I haven’t found anything for this in the forum, hence starting this new thread. I apologise if my search wasn’t thorough enough.

I would like to extract DOI numbers from the PDFs in my library and place that DOI into that document’s Custom Metadata Field.

The Script Crossref Lookup doesn’t seem to accomplish this. I have tried it with different files and the script found title and author(s), even keywords but no DOI.

Does anyone have an idea for a smart rule, maybe with regex or already have a script?

If the DOI can be identified unequivocally in the text, that should be possible with a regular expression. Can it?

That’s what I thought and I also found some expressions such as

/^10.\d{4,9}/[-._;()/:A-Z0-9]+$/i

but I am not proficient enough to apply this as a smart rule. Does anyone have any idea?

Smart rules & batch processing provide a DOI placeholder.

I am sorry, I am lost a bit/blind. Where can I find these in the Smart Rules and Batch Processing?

1 Like

In the menu to insert placeholders, e.g. accessible via the button in text fields or via the Insert Placeholder submenu of contextual menus.

oh, neat! I didn’t know it could be that easy!

A search for “PDF DOI” in the form might have enlightened you.

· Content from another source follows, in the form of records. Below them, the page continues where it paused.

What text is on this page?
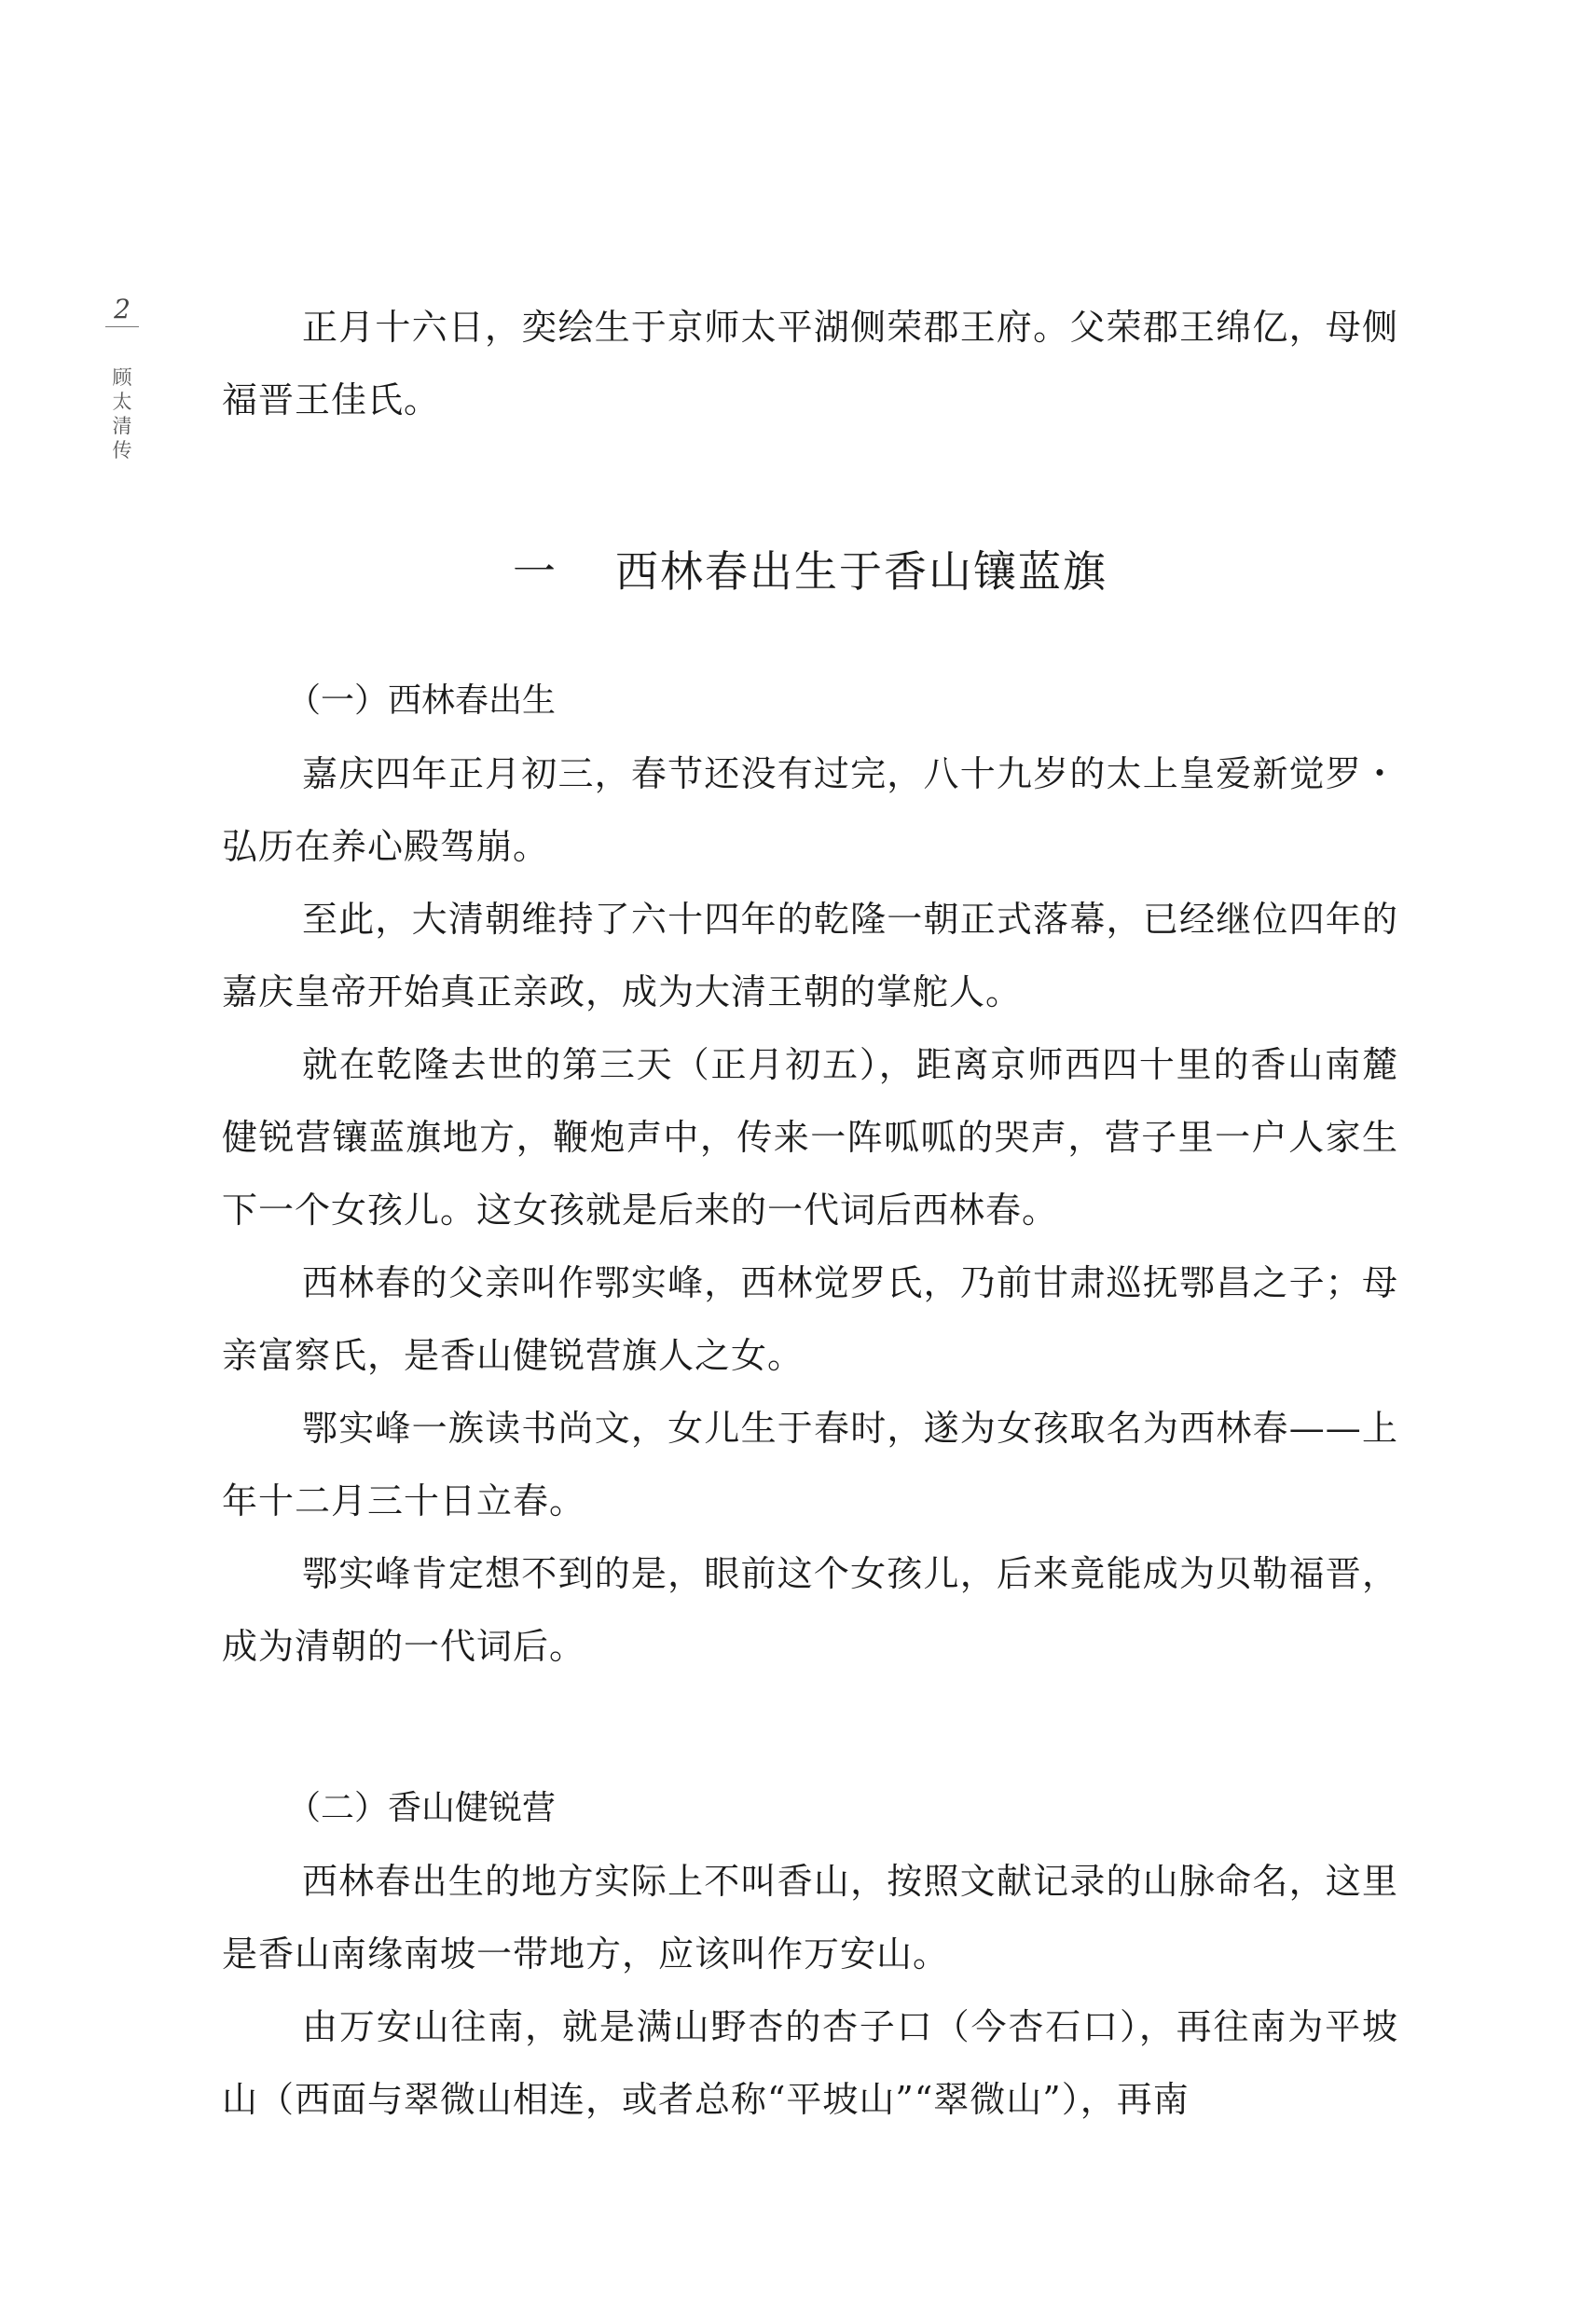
2
顾太清传

正月十六日，奕绘生于京师太平湖侧荣郡王府。父荣郡王绵亿，母侧福晋王佳氏。

一 西林春出生于香山镶蓝旗
（一）西林春出生

嘉庆四年正月初三，春节还没有过完，八十九岁的太上皇爱新觉罗・弘历在养心殿驾崩。

至此，大清朝维持了六十四年的乾隆一朝正式落幕，已经继位四年的嘉庆皇帝开始真正亲政，成为大清王朝的掌舵人。

就在乾隆去世的第三天（正月初五），距离京师西四十里的香山南麓健锐营镶蓝旗地方，鞭炮声中，传来一阵呱呱的哭声，营子里一户人家生下一个女孩儿。这女孩就是后来的一代词后西林春。

西林春的父亲叫作鄂实峰，西林觉罗氏，乃前甘肃巡抚鄂昌之子；母亲富察氏，是香山健锐营旗人之女。

鄂实峰一族读书尚文，女儿生于春时，遂为女孩取名为西林春——上年十二月三十日立春。

鄂实峰肯定想不到的是，眼前这个女孩儿，后来竟能成为贝勒福晋，成为清朝的一代词后。

（二）香山健锐营

西林春出生的地方实际上不叫香山，按照文献记录的山脉命名，这里是香山南缘南坡一带地方，应该叫作万安山。

由万安山往南，就是满山野杏的杏子口（今杏石口），再往南为平坡山（西面与翠微山相连，或者总称“平坡山”“翠微山”），再南
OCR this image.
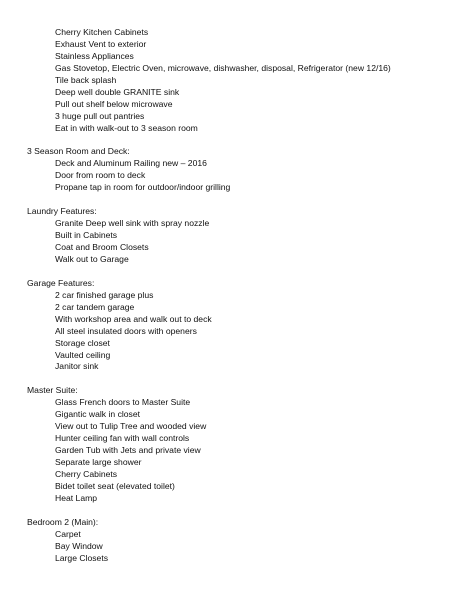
Cherry Kitchen Cabinets
Exhaust Vent to exterior
Stainless Appliances
Gas Stovetop, Electric Oven, microwave, dishwasher, disposal, Refrigerator (new 12/16)
Tile back splash
Deep well double GRANITE sink
Pull out shelf below microwave
3 huge pull out pantries
Eat in with walk-out to 3 season room
3 Season Room and Deck:
Deck and Aluminum Railing new – 2016
Door from room to deck
Propane tap in room for outdoor/indoor grilling
Laundry Features:
Granite Deep well sink with spray nozzle
Built in Cabinets
Coat and Broom Closets
Walk out to Garage
Garage Features:
2 car finished garage plus
2 car tandem garage
With workshop area and walk out to deck
All steel insulated doors with openers
Storage closet
Vaulted ceiling
Janitor sink
Master Suite:
Glass French doors to Master Suite
Gigantic walk in closet
View out to Tulip Tree and wooded view
Hunter ceiling fan with wall controls
Garden Tub with Jets and private view
Separate large shower
Cherry Cabinets
Bidet toilet seat (elevated toilet)
Heat Lamp
Bedroom 2 (Main):
Carpet
Bay Window
Large Closets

Okay, not so easy apparently. I tried it with the Abstract MD which is a multi line text type. Then I changed the DOI-meta data from identifier to single line text because apparently smart rules cannot change identifier-type custom metadata. Then in the smart rule I set "Change DOI"→ Document DOI Placeholder. No result, the DOI md-field stays empty. Any thoughts?

Probably. Thanks!